Near the village of Balar Beimann, in a small cottage, lived a skilled blacksmith and his wife. On the first day of autumn the smith returned home from his forge to find his wife sitting at her loom with tears running like a stream down her face.

"What is wrong, my love?" he asked.

"We have waited for seven years to have a child and no fruit have I born. I have much around me to make me happy but I am barren and the love for own child burns within and will soon be extinguished."

Hearing this made the smith downcast for, like his wife, he dearly longed for a son, or a daughter. He went to the village and sought council of the wise old man of Balar Beimann who, in turn, advised him to travel to Gascony to find the revered magician of the mountains.

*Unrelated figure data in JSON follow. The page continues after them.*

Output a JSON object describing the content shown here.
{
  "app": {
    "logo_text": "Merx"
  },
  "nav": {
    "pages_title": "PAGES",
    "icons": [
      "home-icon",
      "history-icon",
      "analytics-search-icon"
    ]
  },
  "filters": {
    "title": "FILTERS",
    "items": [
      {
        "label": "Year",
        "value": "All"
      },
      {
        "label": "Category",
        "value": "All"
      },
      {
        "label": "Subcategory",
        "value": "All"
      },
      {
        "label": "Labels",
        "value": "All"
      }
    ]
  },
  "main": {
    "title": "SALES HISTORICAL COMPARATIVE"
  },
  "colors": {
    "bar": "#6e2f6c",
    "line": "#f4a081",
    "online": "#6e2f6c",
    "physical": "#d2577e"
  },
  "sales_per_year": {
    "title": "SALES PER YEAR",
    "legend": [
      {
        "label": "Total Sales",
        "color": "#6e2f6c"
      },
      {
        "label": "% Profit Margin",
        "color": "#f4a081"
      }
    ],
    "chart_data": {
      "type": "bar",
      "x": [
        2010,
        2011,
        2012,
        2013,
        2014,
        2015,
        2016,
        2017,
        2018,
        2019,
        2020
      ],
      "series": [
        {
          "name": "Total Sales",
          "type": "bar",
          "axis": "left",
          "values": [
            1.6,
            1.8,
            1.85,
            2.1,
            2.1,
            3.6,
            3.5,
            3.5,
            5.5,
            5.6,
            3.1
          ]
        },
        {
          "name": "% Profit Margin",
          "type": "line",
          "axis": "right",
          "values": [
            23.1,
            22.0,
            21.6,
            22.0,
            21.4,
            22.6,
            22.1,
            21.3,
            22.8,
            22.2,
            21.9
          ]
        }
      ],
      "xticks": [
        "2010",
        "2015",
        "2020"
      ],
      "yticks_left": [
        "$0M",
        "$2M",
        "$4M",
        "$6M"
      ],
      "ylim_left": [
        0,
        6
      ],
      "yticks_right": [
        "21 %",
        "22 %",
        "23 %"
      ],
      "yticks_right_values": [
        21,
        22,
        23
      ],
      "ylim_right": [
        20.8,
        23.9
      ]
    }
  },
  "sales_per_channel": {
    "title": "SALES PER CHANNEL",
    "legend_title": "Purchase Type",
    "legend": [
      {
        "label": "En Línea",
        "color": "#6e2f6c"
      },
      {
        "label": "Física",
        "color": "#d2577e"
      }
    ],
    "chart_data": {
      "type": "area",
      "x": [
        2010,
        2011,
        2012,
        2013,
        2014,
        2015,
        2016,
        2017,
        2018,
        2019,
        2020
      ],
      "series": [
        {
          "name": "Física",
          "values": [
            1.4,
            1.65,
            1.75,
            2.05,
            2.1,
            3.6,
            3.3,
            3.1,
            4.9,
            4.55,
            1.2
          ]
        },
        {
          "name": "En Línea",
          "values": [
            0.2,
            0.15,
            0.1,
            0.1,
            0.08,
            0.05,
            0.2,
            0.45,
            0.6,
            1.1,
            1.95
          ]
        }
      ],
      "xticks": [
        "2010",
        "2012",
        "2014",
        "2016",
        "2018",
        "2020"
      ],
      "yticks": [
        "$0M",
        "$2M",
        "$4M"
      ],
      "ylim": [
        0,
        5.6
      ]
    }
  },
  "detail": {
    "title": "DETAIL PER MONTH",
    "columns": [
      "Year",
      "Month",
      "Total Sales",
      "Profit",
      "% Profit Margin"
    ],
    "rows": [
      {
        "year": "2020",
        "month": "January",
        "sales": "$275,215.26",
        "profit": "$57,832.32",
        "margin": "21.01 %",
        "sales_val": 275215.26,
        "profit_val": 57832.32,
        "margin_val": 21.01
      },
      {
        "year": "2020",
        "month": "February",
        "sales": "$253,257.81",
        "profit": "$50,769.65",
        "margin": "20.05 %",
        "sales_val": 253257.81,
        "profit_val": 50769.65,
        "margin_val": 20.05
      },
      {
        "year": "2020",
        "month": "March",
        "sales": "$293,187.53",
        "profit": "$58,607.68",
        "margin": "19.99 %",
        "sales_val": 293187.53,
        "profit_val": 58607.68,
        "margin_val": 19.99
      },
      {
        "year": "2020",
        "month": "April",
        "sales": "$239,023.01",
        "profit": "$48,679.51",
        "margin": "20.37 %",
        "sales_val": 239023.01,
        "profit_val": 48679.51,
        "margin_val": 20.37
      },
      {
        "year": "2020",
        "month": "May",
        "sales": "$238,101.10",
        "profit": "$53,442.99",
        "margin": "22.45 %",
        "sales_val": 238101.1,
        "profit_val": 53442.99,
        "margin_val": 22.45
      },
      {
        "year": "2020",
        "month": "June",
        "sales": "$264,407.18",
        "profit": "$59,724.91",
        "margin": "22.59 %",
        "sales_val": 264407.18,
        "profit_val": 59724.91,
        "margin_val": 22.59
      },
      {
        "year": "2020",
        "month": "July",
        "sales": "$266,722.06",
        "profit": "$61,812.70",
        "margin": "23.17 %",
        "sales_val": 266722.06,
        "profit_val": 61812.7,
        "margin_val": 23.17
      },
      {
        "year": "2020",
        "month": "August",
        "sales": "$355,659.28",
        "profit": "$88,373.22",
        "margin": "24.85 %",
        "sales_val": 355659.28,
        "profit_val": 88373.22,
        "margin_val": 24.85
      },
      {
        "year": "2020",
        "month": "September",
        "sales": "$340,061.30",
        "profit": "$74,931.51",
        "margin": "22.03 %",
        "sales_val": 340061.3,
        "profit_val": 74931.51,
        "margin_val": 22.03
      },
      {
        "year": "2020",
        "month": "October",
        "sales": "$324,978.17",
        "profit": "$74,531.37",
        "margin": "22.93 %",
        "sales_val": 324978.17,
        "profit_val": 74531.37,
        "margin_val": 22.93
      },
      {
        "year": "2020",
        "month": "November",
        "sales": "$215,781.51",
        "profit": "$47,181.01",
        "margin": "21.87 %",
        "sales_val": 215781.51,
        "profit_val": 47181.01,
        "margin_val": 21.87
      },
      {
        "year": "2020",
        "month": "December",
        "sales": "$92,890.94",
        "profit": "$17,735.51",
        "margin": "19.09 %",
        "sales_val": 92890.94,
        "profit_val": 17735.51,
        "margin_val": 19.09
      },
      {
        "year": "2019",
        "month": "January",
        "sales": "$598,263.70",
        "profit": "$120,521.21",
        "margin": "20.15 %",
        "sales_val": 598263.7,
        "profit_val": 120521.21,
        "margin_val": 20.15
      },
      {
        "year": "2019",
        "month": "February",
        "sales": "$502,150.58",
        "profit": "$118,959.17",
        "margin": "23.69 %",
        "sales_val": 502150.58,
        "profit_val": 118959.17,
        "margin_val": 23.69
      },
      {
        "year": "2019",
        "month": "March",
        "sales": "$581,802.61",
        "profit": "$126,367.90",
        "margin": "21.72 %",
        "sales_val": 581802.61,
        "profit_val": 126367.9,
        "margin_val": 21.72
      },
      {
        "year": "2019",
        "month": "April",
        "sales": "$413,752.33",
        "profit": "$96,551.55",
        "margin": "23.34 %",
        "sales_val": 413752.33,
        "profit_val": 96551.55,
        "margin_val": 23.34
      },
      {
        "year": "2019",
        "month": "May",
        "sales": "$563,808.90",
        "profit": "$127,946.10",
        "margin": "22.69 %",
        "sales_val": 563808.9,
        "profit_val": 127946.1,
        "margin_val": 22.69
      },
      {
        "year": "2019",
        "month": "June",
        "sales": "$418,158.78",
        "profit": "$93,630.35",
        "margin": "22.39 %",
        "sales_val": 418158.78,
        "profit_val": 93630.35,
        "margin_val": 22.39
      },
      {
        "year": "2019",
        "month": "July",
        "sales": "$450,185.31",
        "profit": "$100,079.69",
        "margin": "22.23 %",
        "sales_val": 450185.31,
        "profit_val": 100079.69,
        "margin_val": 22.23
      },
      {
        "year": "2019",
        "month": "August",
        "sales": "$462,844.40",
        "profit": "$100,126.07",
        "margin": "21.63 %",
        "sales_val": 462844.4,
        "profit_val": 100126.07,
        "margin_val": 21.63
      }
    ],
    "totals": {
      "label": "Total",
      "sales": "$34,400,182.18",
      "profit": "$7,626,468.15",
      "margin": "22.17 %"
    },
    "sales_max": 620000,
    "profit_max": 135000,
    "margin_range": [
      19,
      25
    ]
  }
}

The blacksmith travelled for seven days and seven nights. At last,  on the eighth morning he emerged from a thick forest of dark oak to find the magician’s castle before him. He sought out the magician and spoke to him of his desire. The magician at last spoke: "It is not wise for you to have a child, some fields need to be barren to enrich the earth. Be proud of your fruitfulness in all else. Tell this to your wife: love other’s children. You need no child. You have everything you want. Heed this well."

The blacksmith was vexed and upset by this advice and ranted and pleaded for his need to be fulfilled, but the magician would only repeat the same words.

When the blacksmith arrived back at his cottage footsore and weary, he found his wife sitting at her loom with tears like a river running down her cheeks.

"What is wrong my love?"

"We have waited for seven years and seven months to have a child and no fruit have I born. I have much around me to make me happy, but I am barren and the love for my own child burns within and will soon be extinguished."

He told her the purpose of his travels and of his meeting with the magician. He spoke the magician’s words. "Some fields need to be barren to enrich the earth. Be proud of your fruitfulness in all else. Love other’s children. You need no child. You have everything you want. Heed this well." At these utterances the blacksmith’s wife fell to weeping on the kitchen tiles and her river of tears became an ocean.

Now the blacksmith dearly loved his wife more than he loved himself and was much grieved to see her in such melancholy. After the magician’s words he resolved to live without a child, but he knew his wife would die or wane with the moon unless she conceived, and used her burning love.